One of the problems for print is that people no longer read. We've become accustomed to consuming snippets of written and visual content, as opposed to detailed presentations. Social media didn't start that process, but it has made things worse. The Smartphone, of course, has made it possible to access information about breweries and beers and events from anywhere at any time. As a result, a lot of breweries have turned to social media as their primary means of advertising.

That reality definitely hurt the Growler. A popular storyline swirling around its demise is that the industry failed to support the publication by purchasing ads. That was a deal killer for the Growler, which relied almost completely on advertising revenue to pay its bills. Don't get caught up in the notion that being a subscription-based publication would have saved it. Ask the folks at BeerAdvocate how their subscription-based model is working out for them.

Keep in mind that the OBG was always mostly a promotional vehicle. It sold ads on the premise that it was promoting breweries, events and beers. There was never any attempt to offer controversial or critical content. That kind of thing doesn't sit well with the people paying the bills. So the Growler read like an industry PR rag, which is what happens when you don't want to offend anyone.

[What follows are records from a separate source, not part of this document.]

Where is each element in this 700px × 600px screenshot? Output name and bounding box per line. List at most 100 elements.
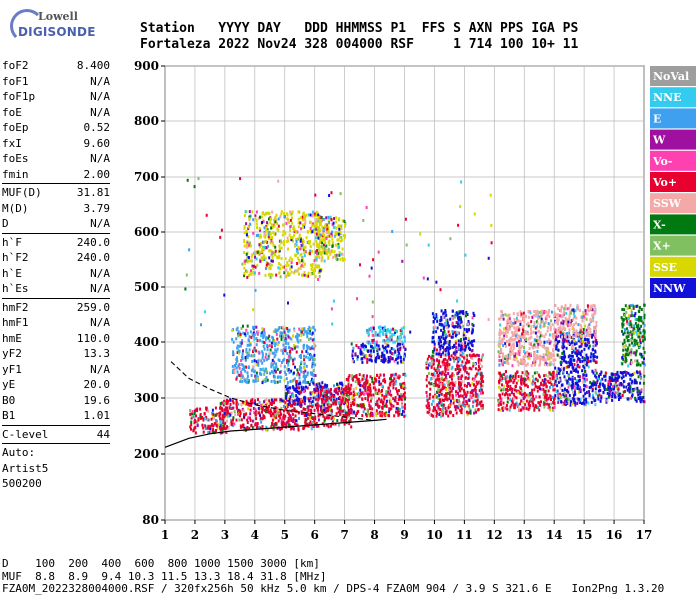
data-point xyxy=(591,393,594,397)
data-point xyxy=(473,399,476,403)
data-point xyxy=(447,353,450,357)
data-point xyxy=(307,213,310,217)
data-point xyxy=(536,341,539,345)
data-point xyxy=(435,313,438,317)
data-point xyxy=(561,388,564,392)
data-point xyxy=(319,251,322,255)
data-point xyxy=(337,384,340,388)
data-point xyxy=(253,337,256,341)
data-point xyxy=(245,242,248,246)
data-point xyxy=(443,383,446,387)
data-point xyxy=(308,424,311,428)
data-point xyxy=(379,329,382,332)
data-point xyxy=(387,344,390,348)
data-point xyxy=(439,344,442,348)
data-point xyxy=(318,382,321,386)
data-point xyxy=(528,400,531,404)
data-point xyxy=(264,380,267,383)
data-point xyxy=(264,211,267,215)
data-point xyxy=(353,402,356,406)
data-point xyxy=(366,386,369,390)
data-point xyxy=(438,361,441,365)
data-point xyxy=(309,245,312,249)
data-point xyxy=(252,325,255,329)
y-tick-label: 600 xyxy=(134,225,159,239)
data-point xyxy=(277,228,280,232)
data-point xyxy=(298,235,301,239)
parameter-panel: foF2 8.400 foF1 N/A foF1p N/A foE N/A foEp 0.52 fx… xyxy=(2,58,110,492)
data-point xyxy=(331,237,334,241)
data-point xyxy=(219,411,222,415)
data-point xyxy=(552,400,555,404)
data-point xyxy=(227,426,230,430)
data-point xyxy=(459,368,462,372)
data-point xyxy=(399,382,401,386)
data-point xyxy=(316,409,319,413)
data-point xyxy=(211,431,214,434)
param-row: foEp 0.52 xyxy=(2,120,110,136)
data-point xyxy=(287,390,290,394)
data-point xyxy=(316,402,319,406)
data-point xyxy=(265,369,268,373)
data-point xyxy=(266,222,269,226)
data-point xyxy=(395,358,398,361)
data-point xyxy=(542,320,545,324)
data-point xyxy=(508,338,511,342)
data-point xyxy=(368,401,371,405)
data-point xyxy=(332,225,335,229)
data-point xyxy=(329,393,332,397)
data-point xyxy=(362,374,365,378)
data-point xyxy=(261,331,264,335)
data-point xyxy=(284,385,287,388)
data-point xyxy=(507,385,510,388)
data-point xyxy=(240,372,243,376)
data-point xyxy=(385,331,388,335)
data-point xyxy=(242,349,244,353)
data-point xyxy=(480,400,483,404)
data-point xyxy=(304,245,307,249)
data-point xyxy=(321,255,324,259)
data-point xyxy=(592,340,595,344)
data-point xyxy=(263,213,266,217)
data-point xyxy=(516,319,518,323)
data-point xyxy=(581,339,584,343)
data-point xyxy=(283,243,285,247)
data-point xyxy=(345,393,348,397)
data-point xyxy=(254,422,257,426)
data-point xyxy=(250,269,252,273)
data-point xyxy=(372,386,375,390)
data-point xyxy=(524,403,527,407)
data-point xyxy=(525,407,528,411)
data-point xyxy=(389,389,392,393)
data-point xyxy=(458,324,461,328)
data-point xyxy=(318,248,321,252)
data-point xyxy=(303,328,306,332)
data-point xyxy=(315,224,318,228)
data-point xyxy=(589,380,592,384)
data-point xyxy=(474,367,477,371)
data-point xyxy=(459,408,462,412)
data-point xyxy=(389,400,392,403)
data-point xyxy=(339,381,341,385)
data-point xyxy=(289,386,292,390)
data-point xyxy=(322,248,325,252)
x-tick-label: 17 xyxy=(636,528,653,542)
data-point xyxy=(243,259,246,263)
data-point xyxy=(519,314,522,318)
data-point xyxy=(510,403,513,407)
data-point xyxy=(282,404,285,408)
data-point xyxy=(504,357,507,361)
data-point xyxy=(502,331,505,335)
data-point xyxy=(480,358,483,362)
data-point xyxy=(313,388,316,392)
data-point xyxy=(529,392,532,396)
param-row: B1 1.01 xyxy=(2,408,110,424)
data-point xyxy=(239,332,242,336)
data-point xyxy=(273,398,276,402)
data-point xyxy=(514,372,517,376)
data-point xyxy=(366,381,369,385)
data-point xyxy=(314,263,317,267)
data-point xyxy=(456,389,459,393)
data-point xyxy=(254,250,257,254)
data-point xyxy=(511,338,514,342)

In the articles I wrote for the Growler, I never made disparaging comments about breweries, beers or whatever. If I repurposed story content here, which I did a few times, I generally added a prying question or comment to give the story some edge. Readers expect that here and I don't have to worry about advertisers getting bent out of shape.

Thinking about what happened with the Oregon Beer Growler, I considered the possibility that it lost readers because the content was too fluffy. But that's not what happened. Because the OBG never pretended to be anything more than a promotional publication, dependent on the industry's goodwill for survival. Edgy content was never part of the plan and readers didn't mind. What happened is that promotional content moved to different channels.

In effect, the industry deserted the Growler because the beer crowd that once read it moved on to social media and sites like UnTappd. Seeing that, the industry shifted its focus and the Beer Growler was a casualty. That's how these things work.

The people who published the OBG are apparently looking to sell it. But to whom? There's no viable path forward as a print publication. I suppose you could go digital only, but there are blogs, websites and social media channels that cover much of what a digital Growler would cover.

So this looks like a dead end. It's unfortunate because the OBG was really the only print piece that covered Oregon craft beer on a regular basis. There are no winners now that it's gone. None.